99. The Porta Portello, Padua, c. 1741-1742.

Oil on canvas, 62 x 109 cm.

National Gallery of Art, Washington, D.C.

 

 

Quite often, writers have praised the purity of Italian nights; nights illuminated just enough to preserve the colours of the objects whose contours they blur. Like Cairo, Venice could be nicknamed “Queen of the Night”. Under the sky’s sparkling stars, the waters endlessly lap while moonbeams, surfacing through breaks in the clouds, hang their silver strips of colour on small, cresting waves. On top of this magical mirror surrounded by indistinct forms, the gondolas silently glide, like cradles and caskets floating on a nameless river that leads to Eternity.
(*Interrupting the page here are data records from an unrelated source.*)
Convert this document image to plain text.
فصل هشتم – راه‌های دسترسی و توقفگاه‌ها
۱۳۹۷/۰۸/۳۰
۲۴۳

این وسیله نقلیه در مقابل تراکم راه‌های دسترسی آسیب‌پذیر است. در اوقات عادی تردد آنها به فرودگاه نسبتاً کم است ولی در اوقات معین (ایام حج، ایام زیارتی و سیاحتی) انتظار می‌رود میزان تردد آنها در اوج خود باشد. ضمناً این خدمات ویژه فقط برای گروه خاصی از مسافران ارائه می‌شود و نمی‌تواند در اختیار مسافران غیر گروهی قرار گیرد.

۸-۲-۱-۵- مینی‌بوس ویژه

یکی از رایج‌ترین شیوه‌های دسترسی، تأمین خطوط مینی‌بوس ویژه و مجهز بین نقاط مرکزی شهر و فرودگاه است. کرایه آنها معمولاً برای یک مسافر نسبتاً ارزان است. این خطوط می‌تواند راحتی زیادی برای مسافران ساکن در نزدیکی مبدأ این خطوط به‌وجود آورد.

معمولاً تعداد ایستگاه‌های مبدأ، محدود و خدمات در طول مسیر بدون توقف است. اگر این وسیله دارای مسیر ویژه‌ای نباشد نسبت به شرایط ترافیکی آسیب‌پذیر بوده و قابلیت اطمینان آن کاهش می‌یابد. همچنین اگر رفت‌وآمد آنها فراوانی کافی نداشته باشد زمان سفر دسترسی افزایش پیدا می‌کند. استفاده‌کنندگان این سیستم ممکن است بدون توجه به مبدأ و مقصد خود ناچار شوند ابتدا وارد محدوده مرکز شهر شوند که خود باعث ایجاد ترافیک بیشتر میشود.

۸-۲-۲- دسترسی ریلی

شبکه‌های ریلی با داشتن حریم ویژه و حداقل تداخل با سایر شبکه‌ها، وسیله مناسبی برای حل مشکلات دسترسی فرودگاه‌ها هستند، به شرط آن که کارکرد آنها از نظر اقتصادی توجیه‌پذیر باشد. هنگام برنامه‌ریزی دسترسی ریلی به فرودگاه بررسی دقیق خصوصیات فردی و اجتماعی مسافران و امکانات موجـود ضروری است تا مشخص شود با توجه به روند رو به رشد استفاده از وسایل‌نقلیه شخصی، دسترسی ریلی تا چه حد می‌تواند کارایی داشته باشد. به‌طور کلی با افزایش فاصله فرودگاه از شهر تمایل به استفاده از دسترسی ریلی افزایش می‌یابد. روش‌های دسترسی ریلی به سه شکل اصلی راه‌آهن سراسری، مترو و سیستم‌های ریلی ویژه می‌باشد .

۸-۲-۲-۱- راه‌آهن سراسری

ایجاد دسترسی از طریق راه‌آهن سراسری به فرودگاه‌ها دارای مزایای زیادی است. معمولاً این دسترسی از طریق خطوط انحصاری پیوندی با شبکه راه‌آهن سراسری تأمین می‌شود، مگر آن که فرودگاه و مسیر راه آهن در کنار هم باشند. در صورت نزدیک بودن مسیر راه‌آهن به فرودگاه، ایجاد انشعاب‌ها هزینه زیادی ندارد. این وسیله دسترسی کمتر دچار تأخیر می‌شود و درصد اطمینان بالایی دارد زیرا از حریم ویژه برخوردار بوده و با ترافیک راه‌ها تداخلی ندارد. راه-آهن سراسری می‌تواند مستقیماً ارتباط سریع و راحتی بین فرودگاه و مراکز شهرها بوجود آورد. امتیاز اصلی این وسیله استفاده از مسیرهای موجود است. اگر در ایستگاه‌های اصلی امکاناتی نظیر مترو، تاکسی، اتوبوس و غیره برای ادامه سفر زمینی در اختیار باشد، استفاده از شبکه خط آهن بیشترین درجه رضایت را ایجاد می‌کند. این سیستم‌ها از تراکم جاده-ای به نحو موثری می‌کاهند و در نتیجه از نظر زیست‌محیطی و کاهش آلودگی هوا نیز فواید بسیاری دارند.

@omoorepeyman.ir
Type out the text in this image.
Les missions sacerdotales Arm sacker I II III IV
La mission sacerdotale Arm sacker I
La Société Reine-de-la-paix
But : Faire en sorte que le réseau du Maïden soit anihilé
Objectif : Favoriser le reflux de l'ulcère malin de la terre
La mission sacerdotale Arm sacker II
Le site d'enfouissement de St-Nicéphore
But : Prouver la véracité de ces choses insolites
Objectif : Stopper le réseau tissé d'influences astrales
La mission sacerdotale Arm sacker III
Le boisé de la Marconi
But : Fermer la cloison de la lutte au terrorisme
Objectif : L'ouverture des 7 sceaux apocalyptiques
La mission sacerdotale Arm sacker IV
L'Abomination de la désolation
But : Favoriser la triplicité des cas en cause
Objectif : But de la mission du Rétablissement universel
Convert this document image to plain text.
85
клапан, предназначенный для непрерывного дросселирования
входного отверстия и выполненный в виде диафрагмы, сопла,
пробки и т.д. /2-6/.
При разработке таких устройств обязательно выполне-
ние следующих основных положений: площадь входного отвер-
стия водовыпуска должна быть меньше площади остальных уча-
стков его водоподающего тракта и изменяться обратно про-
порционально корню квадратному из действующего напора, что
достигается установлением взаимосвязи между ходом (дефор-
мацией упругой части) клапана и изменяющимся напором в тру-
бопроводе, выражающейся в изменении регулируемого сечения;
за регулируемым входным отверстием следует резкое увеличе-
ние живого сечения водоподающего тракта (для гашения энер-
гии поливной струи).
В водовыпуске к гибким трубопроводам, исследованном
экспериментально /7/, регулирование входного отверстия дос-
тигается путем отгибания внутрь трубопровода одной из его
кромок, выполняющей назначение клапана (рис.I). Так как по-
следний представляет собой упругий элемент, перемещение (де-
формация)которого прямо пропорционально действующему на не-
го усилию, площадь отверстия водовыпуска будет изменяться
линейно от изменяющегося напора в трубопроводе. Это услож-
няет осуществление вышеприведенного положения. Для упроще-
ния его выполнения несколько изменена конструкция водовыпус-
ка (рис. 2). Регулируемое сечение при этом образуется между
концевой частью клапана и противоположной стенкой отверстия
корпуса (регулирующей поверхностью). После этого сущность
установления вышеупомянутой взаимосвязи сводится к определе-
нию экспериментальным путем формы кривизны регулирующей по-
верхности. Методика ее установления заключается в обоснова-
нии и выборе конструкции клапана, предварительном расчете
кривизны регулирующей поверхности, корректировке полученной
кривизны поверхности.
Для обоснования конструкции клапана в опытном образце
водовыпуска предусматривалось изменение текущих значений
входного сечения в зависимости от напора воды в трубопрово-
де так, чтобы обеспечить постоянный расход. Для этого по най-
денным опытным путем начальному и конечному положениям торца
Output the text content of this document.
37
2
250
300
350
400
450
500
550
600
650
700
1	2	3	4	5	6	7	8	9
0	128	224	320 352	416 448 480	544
Under the light of the moon, the buildings, which are always so interesting to look at in broad daylight, take on a magical appearance. The scene is totally enchanting, although against the universal silence, the wind weakly echoes a boatman’s refrain. On some nights Venice slept not, celebrating its increasing number of festivals. The city lent its ears some nights to harmonious symphonies echoing throughout the marble palaces with a particular colour of sonority; on others, it celebrated religious feast days with white nights.

 

At Christmas, the doge and the senate made night-time pilgrimages aboard the Republic’s golden gondolas to the brightly lit San Giorgio Maggiore church. A bridge was built between Venice and the Giudecca Canal so that the crowds could celebrate in the Church of the Holy Redeemer. Canaletto depicted this scene in one of his canvases. Likewise, he preserved the memory of Saint Martha’s Vigil. In this painting, the moonlight dominates so strongly that the boats can move about without need of lanterns to light the way, while, on the shore among the large concourse of spectators, only a few tents are illuminated.[20] Accompanying these scenes from Venice, whose sheer number entails a monotonous fastidiousness, Canaletto’s oeuvre also offers a series of imaginative paintings that are no less interesting.

 

Though the discipline assumed by this docile observer did not suppress his inventive faculties, his fantasies never display the solemn, grandiose character of Piranesi compositions. In the words of Lanzi, they offer an ingenious mélange of the ancient and modern, of the fictive and real, so fortuitously combined that “most of their viewers believe they have rediscovered nature where connoisseurs perceive a work of art”. Had not Canaletto learned his taste for this kind of arrangement during his early education in the theatre under his father’s guidance? Furthermore, do we not find in his paintings from this latter genre certain reminders of his former occupation? Cited as works of real interest are his paintings in which he replaced the Rialto Bridge with a model of the Palladio and others where he grouped the Vicenza cathedral and the Chericato palace, buildings that were designed by the same architect, in the same landscape. Zanotti does not accord even the slightest praise to an important panel that Canaletto painted for the Fine Arts Academy. The artist had made use of an opulent, Tuscan style vestibule leading out to a garden and enlivened by several characters, such as is seen in canvases executed by Count Algarotti. The latter, one of the most cultured minds in Venice who, throughout his life, reconciled a passion for scientific precision with a taste for fine arts and poetry, professed the most flattering praise for Canaletto’s work.

 

All of the painter’s works, whether they represent well-known places or monuments created in his unique imagination, belie a knowledge of both his own artistic theory and the science of artistic practices. And one will recall that in order to achieve the most integral exactness and to shorten the preliminary task of organizing, he had the aid of his camera obscura. Now known for having popularized its use, he only turned to it in order to tastefully interpret the mathematical givens of line and measure. His artistic qualities were all learned; it is assumed that they resulted more from his efforts than his natural gifts. Although, in his personality, he seems to have attached a major importance to pure skills in his profession, the overall excellence of his paintings and the colours he uses to vary the tiresome symmetry of architectural landscapes merit much artistic appreciation. Besides, does not his true superiority surface when one compares him to some of his contemporaries from the Netherlands, like Van Wytel and Berkeyden? There happens to be a lot of difference between his wonderful candour and the minute exactness of these two, that is to say, between the Venetian’s brilliant interpretations and the overly exact reproductions of the Dutch artists whose conscientiousness borders on slavishness.